Travel Health

Don't let your trip derail your diet and exercise plans

By Shannon James
WebMD Weight Loss Clinic - Feature

Reviewed by Louise Chang, MD

Whether you're headed home for the holidays, taking off on a long-planned vacation, or traveling for business, being on the road can wreak havoc with the best-laid eating and exercise plans. Is it possible to stick to your diet and fitness program -- or at least avoid gaining weight -- while you travel? Experts say the answer is yes, but your chances for maintaining good health while you travel will improve with a little advance planning.

Fern Reis, chief executive officer of the branding company Expertizing.com, has developed a system for eating healthy when on the road. She travels with Ziploc bags of raw vegetables, dried fruit, nuts, crackers, and a jar of peanut butter.

"Not only does this keep me on my diet, but it also protects me from starvation (or more likely, overeating) when delays occur on airplanes," says Reis. "It's not that difficult to stick to your diet when you're in a restaurant at a time when you're supposed to be eating; it's those, 'Oh, my God, it's 3 p.m. and I'm starving because I'm still on this airplane! that kill you."
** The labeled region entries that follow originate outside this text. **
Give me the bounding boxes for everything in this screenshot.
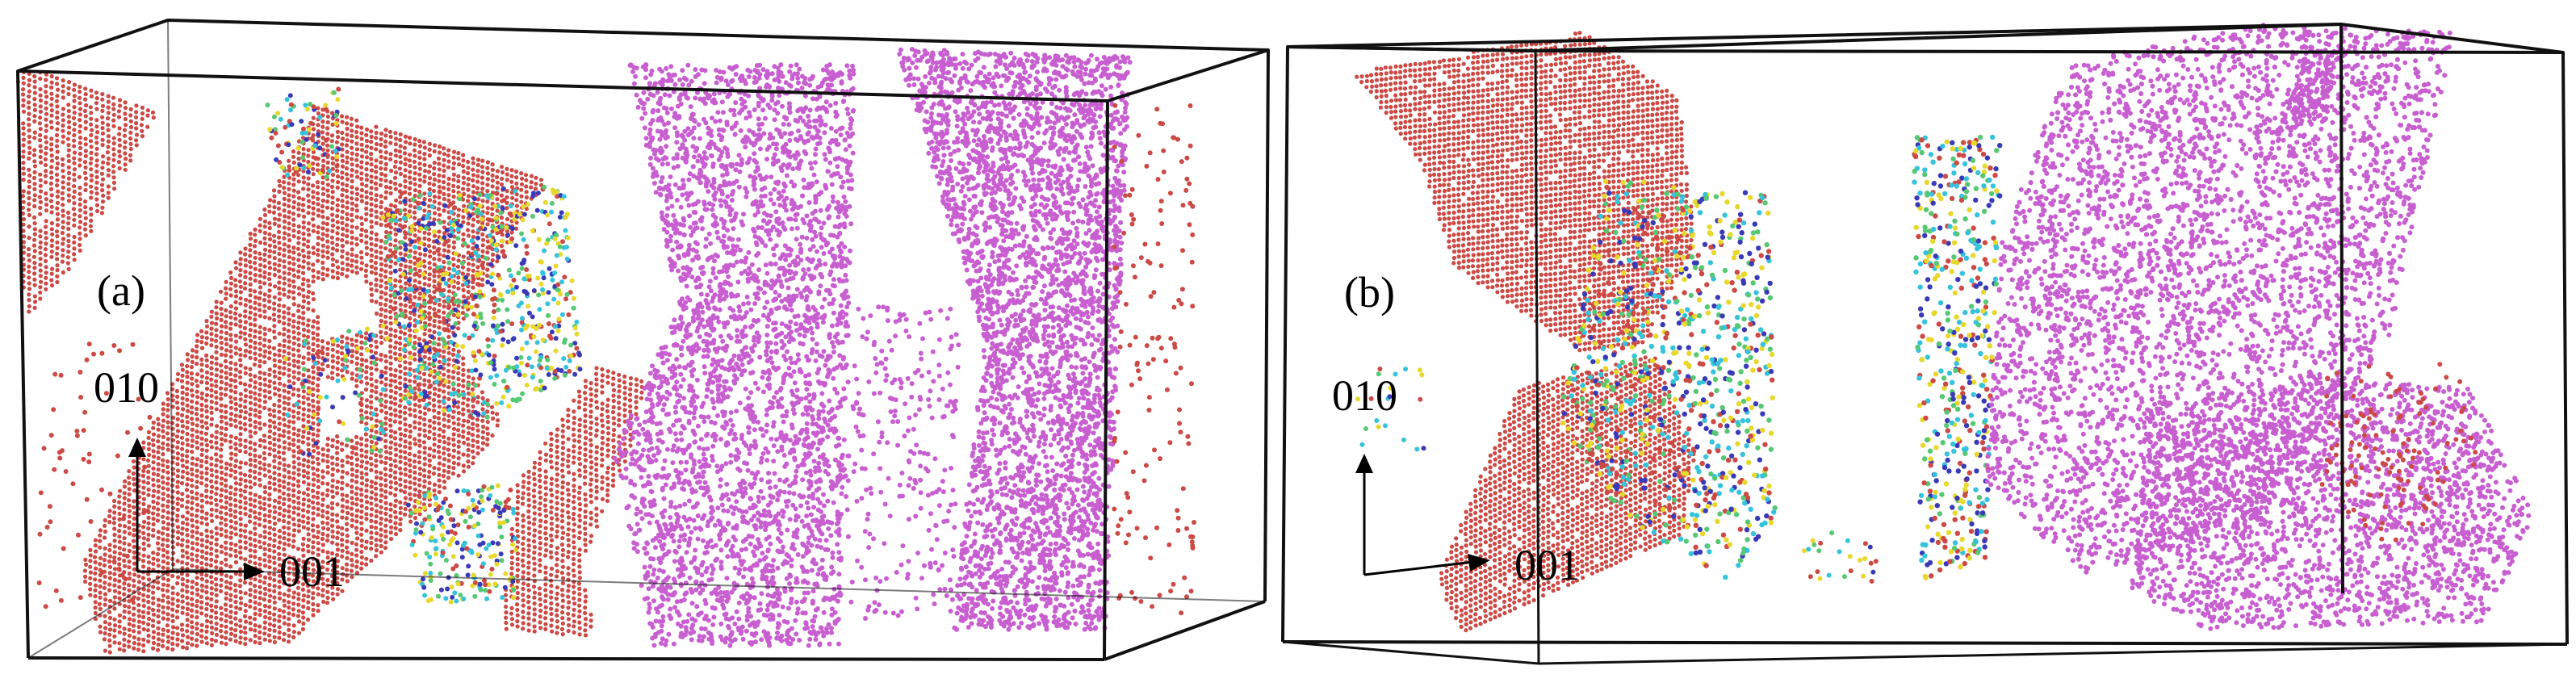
panel-b-vertical-arrowhead-icon (1355, 454, 1373, 473)
panel-a-label: (a) (97, 266, 145, 315)
panel-b-horizontal-axis-arrow (1363, 560, 1474, 576)
panel-a-horizontal-arrowhead-icon (244, 563, 265, 580)
panel-b-label: (b) (1344, 268, 1395, 316)
panel-a: (a) 010 001 (15, 19, 1270, 661)
panel-a-atoms (15, 47, 1196, 655)
panel-b-axes (1355, 454, 1490, 576)
panel-b-horizontal-arrowhead-icon (1468, 554, 1490, 572)
panel-a-vertical-arrowhead-icon (128, 438, 146, 457)
panel-b: (b) 010 001 (1281, 23, 2569, 665)
panel-a-axis-label-001: 001 (279, 547, 345, 596)
panel-b-simulation-box (1281, 23, 2569, 665)
panel-b-axis-label-001: 001 (1514, 541, 1580, 589)
panel-a-axis-label-010: 010 (94, 363, 159, 412)
panel-b-axis-label-010: 010 (1332, 371, 1397, 420)
panel-b-atoms (1355, 23, 2532, 633)
panel-a-simulation-box (16, 19, 1270, 661)
panel-a-axes (128, 438, 265, 580)
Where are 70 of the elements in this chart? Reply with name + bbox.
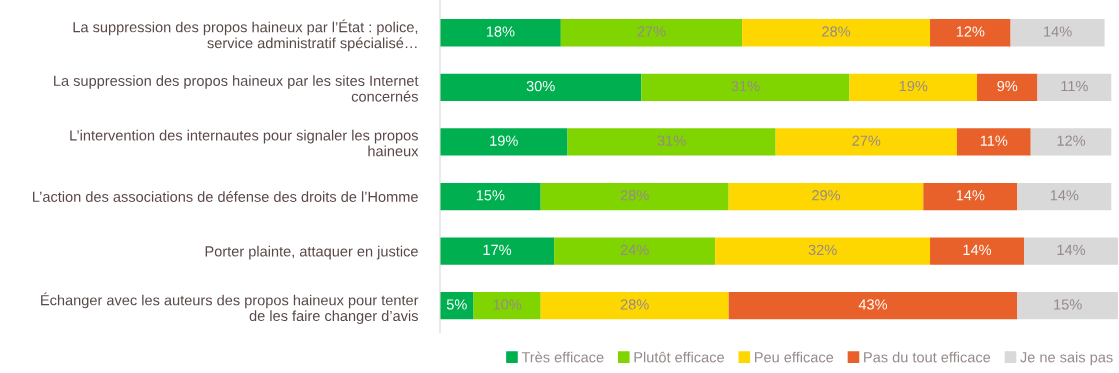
y-tick-label: Échanger avec les auteurs des propos haineux pour tenter de les faire changer d’avis xyxy=(41,292,419,324)
data-label: 28% xyxy=(620,299,649,310)
bar xyxy=(1017,292,1118,320)
bar xyxy=(567,128,776,156)
data-label: 27% xyxy=(852,135,881,146)
data-label: 27% xyxy=(637,26,666,37)
data-label: 19% xyxy=(490,135,518,146)
y-tick-label: La suppression des propos haineux par l’État : police, service administratif spécialisé… xyxy=(73,19,418,52)
y-tick-label: La suppression des propos haineux par les sites Internet concernés xyxy=(54,75,419,102)
bar xyxy=(742,19,931,47)
data-label: 14% xyxy=(1044,26,1072,37)
bar xyxy=(540,182,729,211)
bar xyxy=(930,237,1025,265)
bar xyxy=(440,182,541,211)
data-label: 19% xyxy=(899,80,928,92)
bar xyxy=(849,73,978,101)
data-label: 28% xyxy=(620,190,649,201)
data-label: 18% xyxy=(486,26,515,37)
data-label: 43% xyxy=(858,299,888,310)
bar xyxy=(641,73,850,101)
data-label: 29% xyxy=(812,190,841,201)
data-label: 17% xyxy=(483,244,512,255)
bar xyxy=(473,292,541,320)
y-tick-label: Porter plainte, attaquer en justice xyxy=(205,245,418,260)
data-label: 14% xyxy=(963,244,992,255)
bar xyxy=(554,237,716,265)
data-label: 12% xyxy=(956,26,985,37)
legend-label: Pas du tout efficace xyxy=(864,351,991,363)
data-label: 14% xyxy=(956,190,985,201)
y-tick-label: L’action des associations de défense des droits de l’Homme xyxy=(33,191,418,202)
data-label: 15% xyxy=(476,190,505,201)
bar xyxy=(440,73,642,101)
bar xyxy=(1030,128,1112,156)
data-label: 12% xyxy=(1057,135,1086,146)
bar xyxy=(1024,237,1118,265)
bar xyxy=(930,19,1011,47)
bar xyxy=(923,182,1018,211)
bar xyxy=(560,19,743,47)
bar xyxy=(1010,19,1105,47)
bar xyxy=(977,73,1038,101)
bar xyxy=(440,19,561,47)
y-tick-label: L’intervention des internautes pour signaler les propos haineux xyxy=(70,129,419,157)
bar xyxy=(1037,73,1112,101)
data-label: 14% xyxy=(1057,244,1086,255)
data-label: 31% xyxy=(731,80,760,92)
bar xyxy=(728,292,1018,320)
bar xyxy=(715,237,931,265)
bar xyxy=(440,237,555,265)
data-label: 5% xyxy=(446,299,467,310)
data-label: 30% xyxy=(526,80,555,92)
legend-label: Je ne sais pas xyxy=(1020,351,1113,366)
data-label: 11% xyxy=(1061,81,1088,92)
data-label: 32% xyxy=(808,244,837,256)
data-label: 9% xyxy=(997,80,1018,92)
bar xyxy=(775,128,957,156)
bar xyxy=(956,128,1031,156)
legend-label: Peu efficace xyxy=(754,351,834,363)
legend-label: Plutôt efficace xyxy=(634,351,724,363)
bar xyxy=(1017,182,1112,211)
data-label: 24% xyxy=(620,244,649,255)
data-label: 28% xyxy=(822,26,851,37)
data-label: 31% xyxy=(657,135,686,146)
bar xyxy=(728,182,924,211)
data-label: 14% xyxy=(1050,190,1079,201)
bar xyxy=(440,128,568,156)
data-label: 10% xyxy=(493,299,522,310)
data-label: 15% xyxy=(1054,299,1082,310)
bar xyxy=(540,292,729,320)
data-label: 11% xyxy=(980,135,1008,146)
legend-label: Très efficace xyxy=(521,351,604,363)
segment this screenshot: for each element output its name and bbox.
Kathy McCabe, editor and publisher of the travel newsletter Dream of Italy, has developed her own tricks for sticking to her diet in what she calls "the land of carbs."

"It's hard to fight off packing on the pounds in Italy," says McCabe. Following the Italian way of living -- no snacking and lots of walking -- helps, but McCabe has also taken to bringing a box or two of bran bars with her.

"They have lots of nutrients and fiber, so I'll have one with my morning coffee instead of having a roll or pastry as the Italians do, or I'll have one as a snack," she says.

Pack Your Snacks

Reis and McCabe have the right idea, say nutrition experts.

"You never know when there will be long delays when you're traveling -- especially around the holidays -- so if you plan ahead, you won't be stuck going to the first fast-food place you find," says Samantha Heller, MS, RD, senior clinical nutritionist at New York University Medical Center.

Some portable snack options include:

  • Raw nuts (but keep the portions to about 1/4 cup) and soy nuts
  • Fresh or dried fruit
  • Bagels
  • Pretzels
  • Low-sugar granola bars
  • Low-fat energy bars
  • Mini carrots
  • Bottled water

Wellness coach Larina Kase, PsyD, MBA, has a few other tips for "traveling lean":

  • Don't leave hungry, or you'll be much more likely to make poor food choices. "Start off your trip on the right foot with a healthy meal before you leave," says Kase.
  • When you reach your destination, look for healthy food options in or near your hotel. When you're pressed for time, you'll be less likely to run to the closest fast-food restaurant if you know there's a cafe with healthy salads and sandwiches right around the corner.
  • Don't think of traveling as a break from your regular life and healthy eating habits. "Calories count whether they are consumed in the air, on the road, or in a hotel," Kase says.
  • Cut calories wherever you can. Avoid sauces, or at least ask for them on the side. Just ordering a sandwich without mayonnaise, for example, can save you 30 grams of fat.

Fitness expert Debbie Mandel, author of Turn on Your Inner Light: Fitness for Body, Mind and Soul, suggests filling up on fresh fruits and vegetables at local markets when you travel. Not only may you discover foods that you can't find at home, you'll reap the benefits of the fiber found in fresh produce.

Drinking plenty of bottled water will also help fill you up and keep you from feeling fatigued, says Mandel.

And don't forget to exercise, she adds.

"Speed up your metabolism," she advises. Walk, jump rope, use water bottles as weights, or do push-ups and sit-ups. ... These are all exercises you can do wherever you go."